Sometimes when I do see a familiar face which I can’t place, I find that when I learn the guy’s (or gal’s) name, it’s like Proust dipping the madeleine into the tea. While it doesn’t bring back my entire childhood to me, the name usually helps me remember how I’d met the person to whom it belongs. And a few things about him as well.

Since I didn’t get a name tonight, I thought I’d do a post. It is an intriguing thing our memory, why we remember certain things at certain times. How learning a name a name can help us remember all we know about a person. And how one simple act can lead to one of the greatest modern novels.

– B. Daniel Blatt (GayPatriotWest@aol.com)

Filed Under: LA Stories, Movies/Film & TV, Random Thoughts, Synchronicity

Comments

  1. ThatGayConservative says

    December 17, 2007 at 7:03 am - December 17, 2007

    and Marcel Proust had an haddock! So, if you’re calling the author of À la recherche du temps perdu a looney, I shall have to ask you to step outside!

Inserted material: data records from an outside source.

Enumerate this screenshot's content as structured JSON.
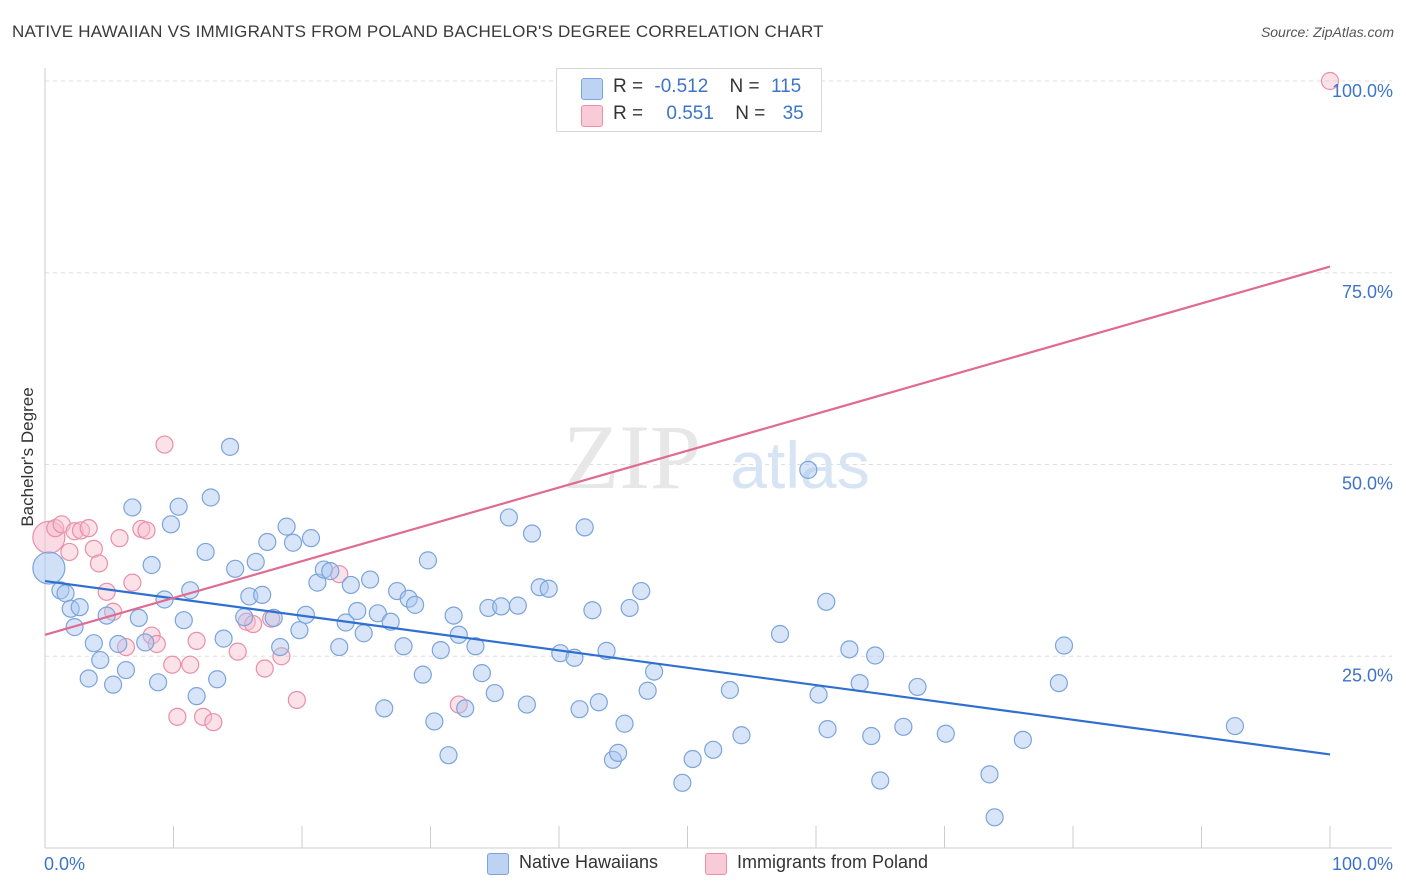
{
  "title": "NATIVE HAWAIIAN VS IMMIGRANTS FROM POLAND BACHELOR'S DEGREE CORRELATION CHART",
  "source": "Source: ZipAtlas.com",
  "watermark": {
    "zip": "ZIP",
    "atlas": "atlas"
  },
  "colors": {
    "blue_fill": "#a9c6ef",
    "blue_stroke": "#7ba4dc",
    "blue_line": "#2f6fd0",
    "pink_fill": "#f6bccd",
    "pink_stroke": "#e98fab",
    "pink_line": "#e06a92",
    "axis_text": "#3d74c9",
    "grid": "#dddddd"
  },
  "legend": {
    "rows": [
      {
        "r_label": "R =",
        "r_value": "-0.512",
        "n_label": "N =",
        "n_value": "115",
        "color": "blue"
      },
      {
        "r_label": "R =",
        "r_value": "0.551",
        "n_label": "N =",
        "n_value": "35",
        "color": "pink"
      }
    ]
  },
  "chart_data": {
    "type": "scatter",
    "title": "NATIVE HAWAIIAN VS IMMIGRANTS FROM POLAND BACHELOR'S DEGREE CORRELATION CHART",
    "xlabel": "",
    "ylabel": "Bachelor's Degree",
    "xlim": [
      0,
      100
    ],
    "ylim": [
      0,
      102
    ],
    "x_tick_labels": [
      "0.0%",
      "100.0%"
    ],
    "y_ticks": [
      25,
      50,
      75,
      100
    ],
    "y_tick_labels": [
      "25.0%",
      "50.0%",
      "75.0%",
      "100.0%"
    ],
    "grid": true,
    "legend_position": "top-center",
    "series": [
      {
        "name": "Native Hawaiians",
        "color": "blue",
        "trend": {
          "x": [
            0,
            100
          ],
          "y": [
            34.8,
            12.2
          ]
        },
        "points": [
          [
            0.3,
            36.5,
            "big"
          ],
          [
            1.2,
            33.6
          ],
          [
            1.6,
            33.2
          ],
          [
            2.0,
            31.2
          ],
          [
            2.3,
            28.8
          ],
          [
            2.7,
            31.4
          ],
          [
            3.4,
            22.1
          ],
          [
            3.8,
            26.7
          ],
          [
            4.3,
            24.5
          ],
          [
            4.8,
            30.3
          ],
          [
            5.3,
            21.3
          ],
          [
            5.7,
            26.6
          ],
          [
            6.3,
            23.2
          ],
          [
            6.8,
            44.4
          ],
          [
            7.3,
            30.0
          ],
          [
            7.8,
            26.8
          ],
          [
            8.3,
            36.9
          ],
          [
            8.8,
            21.6
          ],
          [
            9.3,
            32.4
          ],
          [
            9.8,
            42.2
          ],
          [
            10.4,
            44.5
          ],
          [
            10.8,
            29.7
          ],
          [
            11.3,
            33.6
          ],
          [
            11.8,
            19.8
          ],
          [
            12.5,
            38.6
          ],
          [
            12.9,
            45.7
          ],
          [
            13.4,
            22.0
          ],
          [
            13.9,
            27.3
          ],
          [
            14.4,
            52.3
          ],
          [
            14.8,
            36.4
          ],
          [
            15.5,
            30.1
          ],
          [
            15.9,
            32.8
          ],
          [
            16.4,
            37.3
          ],
          [
            16.9,
            33.0
          ],
          [
            17.3,
            39.9
          ],
          [
            17.8,
            30.0
          ],
          [
            18.3,
            26.2
          ],
          [
            18.8,
            41.9
          ],
          [
            19.3,
            39.8
          ],
          [
            19.8,
            28.4
          ],
          [
            20.3,
            30.4
          ],
          [
            20.7,
            40.4
          ],
          [
            21.2,
            34.6
          ],
          [
            21.7,
            36.3
          ],
          [
            22.2,
            36.1
          ],
          [
            22.9,
            26.2
          ],
          [
            23.4,
            29.4
          ],
          [
            23.8,
            34.3
          ],
          [
            24.3,
            30.9
          ],
          [
            24.8,
            28.0
          ],
          [
            25.3,
            35.0
          ],
          [
            25.9,
            30.6
          ],
          [
            26.4,
            18.2
          ],
          [
            26.9,
            29.5
          ],
          [
            27.4,
            33.5
          ],
          [
            27.9,
            26.3
          ],
          [
            28.3,
            32.5
          ],
          [
            28.8,
            31.7
          ],
          [
            29.4,
            22.6
          ],
          [
            29.8,
            37.5
          ],
          [
            30.3,
            16.5
          ],
          [
            30.8,
            25.8
          ],
          [
            31.4,
            12.1
          ],
          [
            31.8,
            30.3
          ],
          [
            32.2,
            27.8
          ],
          [
            32.7,
            18.2
          ],
          [
            33.5,
            26.3
          ],
          [
            34.0,
            22.8
          ],
          [
            34.5,
            31.3
          ],
          [
            35.0,
            20.2
          ],
          [
            35.5,
            31.5
          ],
          [
            36.1,
            43.1
          ],
          [
            36.8,
            31.6
          ],
          [
            37.5,
            18.7
          ],
          [
            37.9,
            41.0
          ],
          [
            38.5,
            34.0
          ],
          [
            39.2,
            33.8
          ],
          [
            40.1,
            25.4
          ],
          [
            41.2,
            24.8
          ],
          [
            41.6,
            18.1
          ],
          [
            42.0,
            41.8
          ],
          [
            42.6,
            31.0
          ],
          [
            43.1,
            19.0
          ],
          [
            43.7,
            25.7
          ],
          [
            44.2,
            11.5
          ],
          [
            44.6,
            12.4
          ],
          [
            45.1,
            16.2
          ],
          [
            45.5,
            31.3
          ],
          [
            46.4,
            33.5
          ],
          [
            46.9,
            20.5
          ],
          [
            47.4,
            23.0
          ],
          [
            49.6,
            8.5
          ],
          [
            50.4,
            11.6
          ],
          [
            52.0,
            12.8
          ],
          [
            53.3,
            20.6
          ],
          [
            54.2,
            14.7
          ],
          [
            57.2,
            27.9
          ],
          [
            59.4,
            49.3
          ],
          [
            60.2,
            20.0
          ],
          [
            60.8,
            32.1
          ],
          [
            60.9,
            15.5
          ],
          [
            62.6,
            25.9
          ],
          [
            63.4,
            21.5
          ],
          [
            64.3,
            14.6
          ],
          [
            64.6,
            25.1
          ],
          [
            65.0,
            8.8
          ],
          [
            66.8,
            15.8
          ],
          [
            67.9,
            21.0
          ],
          [
            70.1,
            14.9
          ],
          [
            73.5,
            9.6
          ],
          [
            73.9,
            4.0
          ],
          [
            76.1,
            14.1
          ],
          [
            78.9,
            21.5
          ],
          [
            79.3,
            26.4
          ],
          [
            92.6,
            15.9
          ]
        ]
      },
      {
        "name": "Immigrants from Poland",
        "color": "pink",
        "trend": {
          "x": [
            0,
            100
          ],
          "y": [
            27.8,
            75.8
          ]
        },
        "points": [
          [
            0.3,
            40.5,
            "big"
          ],
          [
            0.8,
            41.7
          ],
          [
            1.3,
            42.2
          ],
          [
            1.9,
            38.6
          ],
          [
            2.3,
            41.3
          ],
          [
            2.8,
            41.4
          ],
          [
            3.4,
            41.7
          ],
          [
            3.8,
            39.0
          ],
          [
            4.2,
            37.1
          ],
          [
            4.8,
            33.4
          ],
          [
            5.3,
            30.8
          ],
          [
            5.8,
            40.4
          ],
          [
            6.3,
            26.2
          ],
          [
            6.8,
            34.6
          ],
          [
            7.5,
            41.6
          ],
          [
            7.9,
            41.4
          ],
          [
            8.3,
            27.7
          ],
          [
            8.7,
            26.6
          ],
          [
            9.3,
            52.6
          ],
          [
            9.9,
            23.9
          ],
          [
            10.3,
            17.1
          ],
          [
            11.3,
            23.9
          ],
          [
            11.8,
            27.0
          ],
          [
            12.3,
            17.1
          ],
          [
            13.1,
            16.4
          ],
          [
            15.0,
            25.6
          ],
          [
            15.7,
            29.5
          ],
          [
            16.2,
            29.2
          ],
          [
            17.1,
            23.4
          ],
          [
            17.6,
            29.9
          ],
          [
            18.4,
            25.0
          ],
          [
            19.6,
            19.3
          ],
          [
            22.9,
            35.7
          ],
          [
            32.2,
            18.7
          ],
          [
            100.0,
            100.0
          ]
        ]
      }
    ]
  }
}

    Are you telling me you’ve read all of À la recherche du temps perdu ?

  2. ThatGayConservative says

    December 17, 2007 at 7:08 am - December 17, 2007

    If you tell me you read that and the unabridged Les Misérables, I will officially hate you, Benjamin. ;P

  3. Houndentenor says

    December 17, 2007 at 12:27 pm - December 17, 2007

    Wow, I wish I could say I finished reading Proust. I got lost in volume 1. I enjoyed it but I had no idea where I was when I picked it back up.

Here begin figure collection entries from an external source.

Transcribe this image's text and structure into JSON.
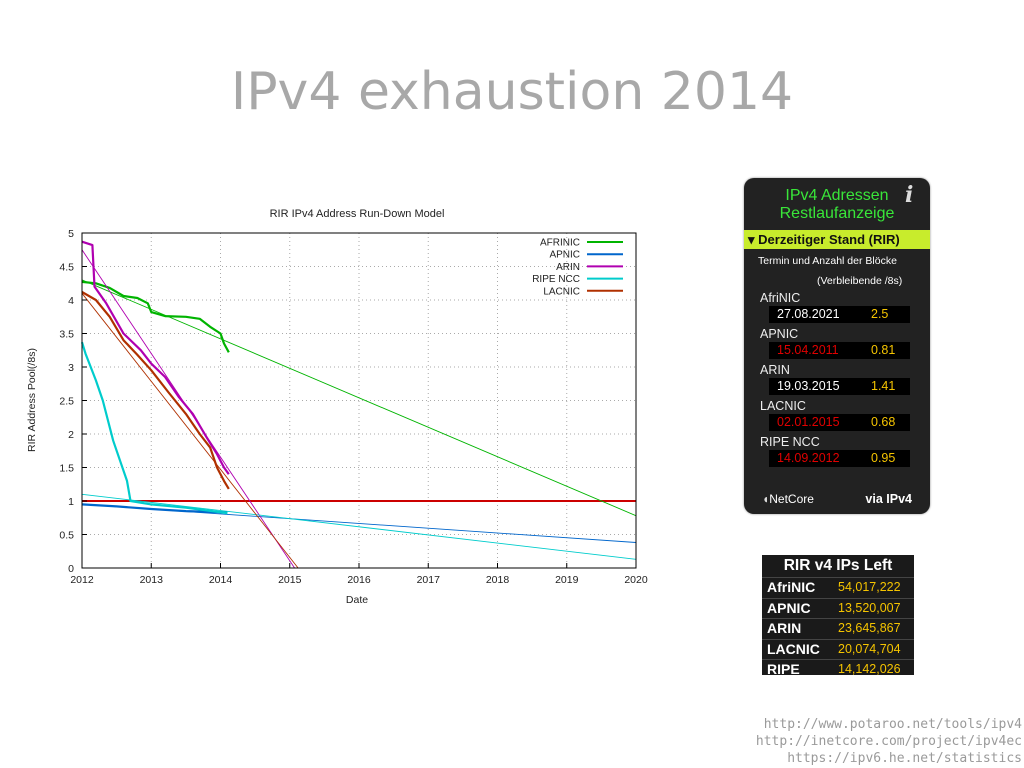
{
  "slide": {
    "title": "IPv4 exhaustion 2014"
  },
  "chart_data": {
    "type": "line",
    "title": "RIR IPv4 Address Run-Down Model",
    "xlabel": "Date",
    "ylabel": "RIR Address Pool(/8s)",
    "xlim": [
      2012,
      2020
    ],
    "ylim": [
      0,
      5
    ],
    "xticks": [
      "2012",
      "2013",
      "2014",
      "2015",
      "2016",
      "2017",
      "2018",
      "2019",
      "2020"
    ],
    "yticks": [
      "0",
      "0.5",
      "1",
      "1.5",
      "2",
      "2.5",
      "3",
      "3.5",
      "4",
      "4.5",
      "5"
    ],
    "grid": true,
    "legend_position": "top-right",
    "threshold": {
      "value": 1,
      "color": "#cc0000"
    },
    "series": [
      {
        "name": "AFRINIC",
        "color": "#00b400",
        "actual": [
          [
            2012,
            4.27
          ],
          [
            2012.2,
            4.25
          ],
          [
            2012.4,
            4.18
          ],
          [
            2012.6,
            4.06
          ],
          [
            2012.8,
            4.03
          ],
          [
            2012.95,
            3.95
          ],
          [
            2013.0,
            3.82
          ],
          [
            2013.2,
            3.76
          ],
          [
            2013.5,
            3.75
          ],
          [
            2013.7,
            3.72
          ],
          [
            2013.85,
            3.6
          ],
          [
            2014.0,
            3.5
          ],
          [
            2014.05,
            3.35
          ],
          [
            2014.12,
            3.22
          ]
        ],
        "model": [
          [
            2012,
            4.3
          ],
          [
            2020,
            0.78
          ]
        ]
      },
      {
        "name": "APNIC",
        "color": "#0066cc",
        "actual": [
          [
            2012,
            0.95
          ],
          [
            2012.5,
            0.92
          ],
          [
            2013,
            0.88
          ],
          [
            2013.5,
            0.85
          ],
          [
            2014.1,
            0.83
          ]
        ],
        "model": [
          [
            2012,
            0.95
          ],
          [
            2020,
            0.38
          ]
        ]
      },
      {
        "name": "ARIN",
        "color": "#b000b0",
        "actual": [
          [
            2012,
            4.87
          ],
          [
            2012.15,
            4.82
          ],
          [
            2012.18,
            4.2
          ],
          [
            2012.35,
            3.95
          ],
          [
            2012.6,
            3.5
          ],
          [
            2012.85,
            3.25
          ],
          [
            2013.0,
            3.05
          ],
          [
            2013.2,
            2.85
          ],
          [
            2013.4,
            2.55
          ],
          [
            2013.6,
            2.3
          ],
          [
            2013.8,
            1.95
          ],
          [
            2013.95,
            1.7
          ],
          [
            2014.05,
            1.5
          ],
          [
            2014.12,
            1.4
          ]
        ],
        "model": [
          [
            2012,
            4.75
          ],
          [
            2015.07,
            0
          ]
        ]
      },
      {
        "name": "RIPE NCC",
        "color": "#00cccc",
        "actual": [
          [
            2012,
            3.37
          ],
          [
            2012.05,
            3.2
          ],
          [
            2012.2,
            2.8
          ],
          [
            2012.3,
            2.5
          ],
          [
            2012.45,
            1.9
          ],
          [
            2012.55,
            1.6
          ],
          [
            2012.65,
            1.3
          ],
          [
            2012.7,
            1.0
          ],
          [
            2013,
            0.95
          ],
          [
            2013.5,
            0.9
          ],
          [
            2014.1,
            0.82
          ]
        ],
        "model": [
          [
            2012,
            1.1
          ],
          [
            2020,
            0.13
          ]
        ]
      },
      {
        "name": "LACNIC",
        "color": "#b03000",
        "actual": [
          [
            2012,
            4.12
          ],
          [
            2012.2,
            4.0
          ],
          [
            2012.4,
            3.75
          ],
          [
            2012.6,
            3.4
          ],
          [
            2012.8,
            3.18
          ],
          [
            2013.0,
            2.95
          ],
          [
            2013.25,
            2.62
          ],
          [
            2013.5,
            2.3
          ],
          [
            2013.7,
            2.0
          ],
          [
            2013.85,
            1.8
          ],
          [
            2013.95,
            1.5
          ],
          [
            2014.05,
            1.3
          ],
          [
            2014.12,
            1.18
          ]
        ],
        "model": [
          [
            2012,
            4.1
          ],
          [
            2015.12,
            0
          ]
        ]
      }
    ]
  },
  "widget": {
    "title_line1": "IPv4 Adressen",
    "title_line2": "Restlaufanzeige",
    "info_icon": "info-icon",
    "status_label": "▾ Derzeitiger Stand (RIR)",
    "subtitle1": "Termin und Anzahl der Blöcke",
    "subtitle2": "(Verbleibende /8s)",
    "rows": [
      {
        "name": "AfriNIC",
        "date": "27.08.2021",
        "blocks": "2.5",
        "date_color": "#ffffff"
      },
      {
        "name": "APNIC",
        "date": "15.04.2011",
        "blocks": "0.81",
        "date_color": "#e00000"
      },
      {
        "name": "ARIN",
        "date": "19.03.2015",
        "blocks": "1.41",
        "date_color": "#ffffff"
      },
      {
        "name": "LACNIC",
        "date": "02.01.2015",
        "blocks": "0.68",
        "date_color": "#e00000"
      },
      {
        "name": "RIPE NCC",
        "date": "14.09.2012",
        "blocks": "0.95",
        "date_color": "#e00000"
      }
    ],
    "logo": "NetCore",
    "via": "via IPv4"
  },
  "ips_left": {
    "title": "RIR v4 IPs Left",
    "rows": [
      {
        "name": "AfriNIC",
        "value": "54,017,222"
      },
      {
        "name": "APNIC",
        "value": "13,520,007"
      },
      {
        "name": "ARIN",
        "value": "23,645,867"
      },
      {
        "name": "LACNIC",
        "value": "20,074,704"
      },
      {
        "name": "RIPE",
        "value": "14,142,026"
      }
    ]
  },
  "sources": [
    "http://www.potaroo.net/tools/ipv4",
    "http://inetcore.com/project/ipv4ec",
    "https://ipv6.he.net/statistics"
  ]
}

    I did read the unabridged Les Miserables although I will admit that I did skim some of the lengthy digressions on the Paris sewer system.

    I did cheat by reading them in English. I read Therese Raquin, L’Etranger, Vol de Nuit and Le Rouge et le noir en francis but Hugo in French would have fried my brain.

  4. GayPatriotWest says

    December 17, 2007 at 12:41 pm - December 17, 2007

    You should try Hugo in the original as he writes a beautiful French!

  5. Leah says

    December 17, 2007 at 12:51 pm - December 17, 2007

    I took French in High School, so my mother decided that I needed to read in French. She bought me all 4 or 5 volumes of Les Miserables in French and a French/English dictionary and said: read!
    I did, initially I was looking every 5th word up, by volume 3 I was just reading. How much did I really understand? I don’t know. But the result is that now I am very comfortable reading French and even Spanish and Italian, I can pick up the gist of what I’m reading, not the fine details. I can understand a fair amount when listening, but am completely tongue tied when it comes to actually speaking.
    Went on to read Le Rouge et Le Noir and Madame Bovary.
    Never got to Proust.

  6. ThatGayConservative says

    December 17, 2007 at 3:48 pm - December 17, 2007

    I took French in 4th grade (for some reason) and remember very little. Some words I can make out (like with Latin or Spanish), but I would never be able to really read a book.